The holiday season has been a non-stop round of parties and other celebrations — thus this letter’s unfortunate delay. My first party for all of my 18 students for a sit down Christmas Dinner was on December 8 just before finals followed by another for 12 close Athens friends, next a Japanese nabe party for 9 graduate students, spouses, partners and kids. Then smaller get togethers of 2, 3 or 4 of former students that have been close to me and are important in my life. Page, Jeanne, Lee and Jeanne’s cousin Kiwan (who stayed with me years ago when he was studying English here at UGA) and his wife, visiting from Korea, came on Christmas Eve day for gifts, gaiety and dinner. Lee is into the phase where every gift should be his and is more than eager to open anything. He is into Gundam Wing, a Japanese anime (animated cartoon), and all the characters. Since my party is the first of the gifts he opens, I am on the cutting edge of the new gifts and am thankful for e-shopping when it comes to toys, games and other goodies for him. Kiwan and Eun-Kyoung stayed over the 24th with me, we toured the campus and Athens on Christmas before heading to Atlanta and dinner at Jeanne’s Mom’s, as is our tradition. That night we took the Korean visitors to see the ‘largest moving light show in the world’ at Lanier Island resort northeast of Atlanta as a grand finale to the holiday. On the 26th I was off to Roswell to spend the day with cousin Mick, her hosts, daughter Lisa and husband John, along with Mick’s son Randy and his family from Wisconsin. It was a great family reunion. The 27th I had my traditional pre-New Year’s cocktail buffet for 25 Athens friends. New Year’s Eve I spent with my Korean student Sang-Wook Lee and his family dining on traditional Korean New Year’s soup and other goodies. On New Year’s Day they joined Page, Jeanne and Lee here for southern comfort foods (black-eyed peas and collard greens) for good luck in the New Year. For the last week I have been devoting all of my free time to studio work — and in a state of ecstasy. I have not had more than a few hours there since summer. I am working on a new series that is a wild venture for me — recycled industrial sample textiles gathered from a dustbin in Kyoto. “Soft Scrolls — Kyoto Castoffs” is the working title of the series. More on this project next year.

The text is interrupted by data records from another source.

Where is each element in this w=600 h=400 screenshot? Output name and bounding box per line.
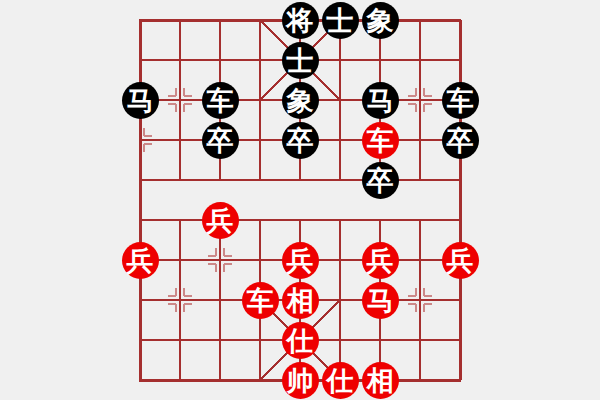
xiangqi-board[interactable]: 将士象士马车象马车卒卒车卒卒兵兵兵兵兵车相马仕帅仕相 bbox=[0, 0, 600, 400]
piece-red-elephant[interactable]: 相 bbox=[282, 282, 319, 319]
piece-black-horse[interactable]: 马 bbox=[122, 82, 159, 119]
piece-black-chariot[interactable]: 车 bbox=[442, 82, 479, 119]
piece-black-soldier[interactable]: 卒 bbox=[442, 122, 479, 159]
piece-red-horse[interactable]: 马 bbox=[362, 282, 399, 319]
piece-black-advisor[interactable]: 士 bbox=[322, 2, 359, 39]
piece-red-soldier[interactable]: 兵 bbox=[442, 242, 479, 279]
piece-black-horse[interactable]: 马 bbox=[362, 82, 399, 119]
piece-red-general[interactable]: 帅 bbox=[282, 362, 319, 399]
piece-red-soldier[interactable]: 兵 bbox=[362, 242, 399, 279]
pieces-grid: 将士象士马车象马车卒卒车卒卒兵兵兵兵兵车相马仕帅仕相 bbox=[120, 0, 480, 400]
piece-black-chariot[interactable]: 车 bbox=[202, 82, 239, 119]
piece-black-elephant[interactable]: 象 bbox=[362, 2, 399, 39]
piece-red-advisor[interactable]: 仕 bbox=[282, 322, 319, 359]
piece-red-soldier[interactable]: 兵 bbox=[122, 242, 159, 279]
piece-red-soldier[interactable]: 兵 bbox=[202, 202, 239, 239]
piece-black-general[interactable]: 将 bbox=[282, 2, 319, 39]
piece-red-chariot[interactable]: 车 bbox=[242, 282, 279, 319]
piece-red-soldier[interactable]: 兵 bbox=[282, 242, 319, 279]
piece-black-soldier[interactable]: 卒 bbox=[202, 122, 239, 159]
piece-red-advisor[interactable]: 仕 bbox=[322, 362, 359, 399]
piece-black-advisor[interactable]: 士 bbox=[282, 42, 319, 79]
piece-red-chariot[interactable]: 车 bbox=[362, 122, 399, 159]
piece-black-elephant[interactable]: 象 bbox=[282, 82, 319, 119]
piece-black-soldier[interactable]: 卒 bbox=[362, 162, 399, 199]
piece-black-soldier[interactable]: 卒 bbox=[282, 122, 319, 159]
piece-red-elephant[interactable]: 相 bbox=[362, 362, 399, 399]
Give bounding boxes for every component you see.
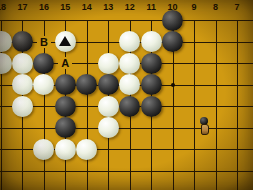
- column-label-16: 16: [35, 1, 53, 13]
- white-stone-17-16: [12, 74, 33, 95]
- white-stone-16-13: [33, 139, 54, 160]
- stone-cursor: [197, 117, 211, 136]
- column-label-12: 12: [121, 1, 139, 13]
- black-stone-11-16: [141, 74, 162, 95]
- column-label-14: 14: [78, 1, 96, 13]
- black-stone-10-18: [162, 31, 183, 52]
- grid-line-col-8: [216, 20, 217, 190]
- grid-line-col-9: [194, 20, 195, 190]
- black-stone-15-14: [55, 117, 76, 138]
- white-stone-11-18: [141, 31, 162, 52]
- column-label-18: 18: [0, 1, 10, 13]
- black-stone-16-17: [33, 53, 54, 74]
- point-label-B[interactable]: B: [37, 36, 51, 48]
- column-label-7: 7: [228, 1, 246, 13]
- black-stone-14-16: [76, 74, 97, 95]
- column-label-8: 8: [207, 1, 225, 13]
- column-label-15: 15: [56, 1, 74, 13]
- column-label-13: 13: [99, 1, 117, 13]
- grid-line-col-14: [87, 20, 88, 190]
- white-stone-17-17: [12, 53, 33, 74]
- black-stone-17-18: [12, 31, 33, 52]
- white-stone-18-17: [0, 53, 12, 74]
- triangle-mark: [59, 36, 71, 46]
- point-label-A[interactable]: A: [58, 57, 72, 69]
- black-stone-10-19: [162, 10, 183, 31]
- star-point: [171, 83, 175, 87]
- black-stone-11-17: [141, 53, 162, 74]
- white-stone-13-14: [98, 117, 119, 138]
- white-stone-13-17: [98, 53, 119, 74]
- white-stone-17-15: [12, 96, 33, 117]
- column-label-17: 17: [13, 1, 31, 13]
- go-board-window: 181716151413121110987 BA: [0, 0, 253, 190]
- black-stone-15-15: [55, 96, 76, 117]
- white-stone-16-16: [33, 74, 54, 95]
- grid-line-col-7: [237, 20, 238, 190]
- white-stone-14-13: [76, 139, 97, 160]
- cursor-stone-ball: [200, 117, 208, 125]
- white-stone-12-16: [119, 74, 140, 95]
- white-stone-12-17: [119, 53, 140, 74]
- black-stone-11-15: [141, 96, 162, 117]
- white-stone-12-18: [119, 31, 140, 52]
- black-stone-15-16: [55, 74, 76, 95]
- black-stone-13-16: [98, 74, 119, 95]
- white-stone-13-15: [98, 96, 119, 117]
- white-stone-15-18: [55, 31, 76, 52]
- white-stone-15-13: [55, 139, 76, 160]
- column-label-11: 11: [142, 1, 160, 13]
- black-stone-12-15: [119, 96, 140, 117]
- white-stone-18-18: [0, 31, 12, 52]
- column-label-9: 9: [185, 1, 203, 13]
- cursor-hand-icon: [201, 124, 209, 135]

I had a limited number of exhibitions this year with a group faculty show in the new Lyndon House Art Center here in Athens where I showed my new works of Thai architecture on colorful Thai silk fabrics. Over the summer I had a solo show “Silk Roads: Travels with Glen Kaufman” at the One and Two American Center in Nashville. I had cards from that show that I had saved for this mailing. I put them in a ‘safe’ place and, of course, cannot find them anywhere. This is happening more and more often in recent years. Is this an omen? I may still locate them before this missive is posted. Well, I have now switched to Sandeman’s Fine Tawny Porto with a Bach partita surrounding me as I pause for a sip and a chance to wish you the VERY HAPPIEST NEW YEAR OF THE SNAKE.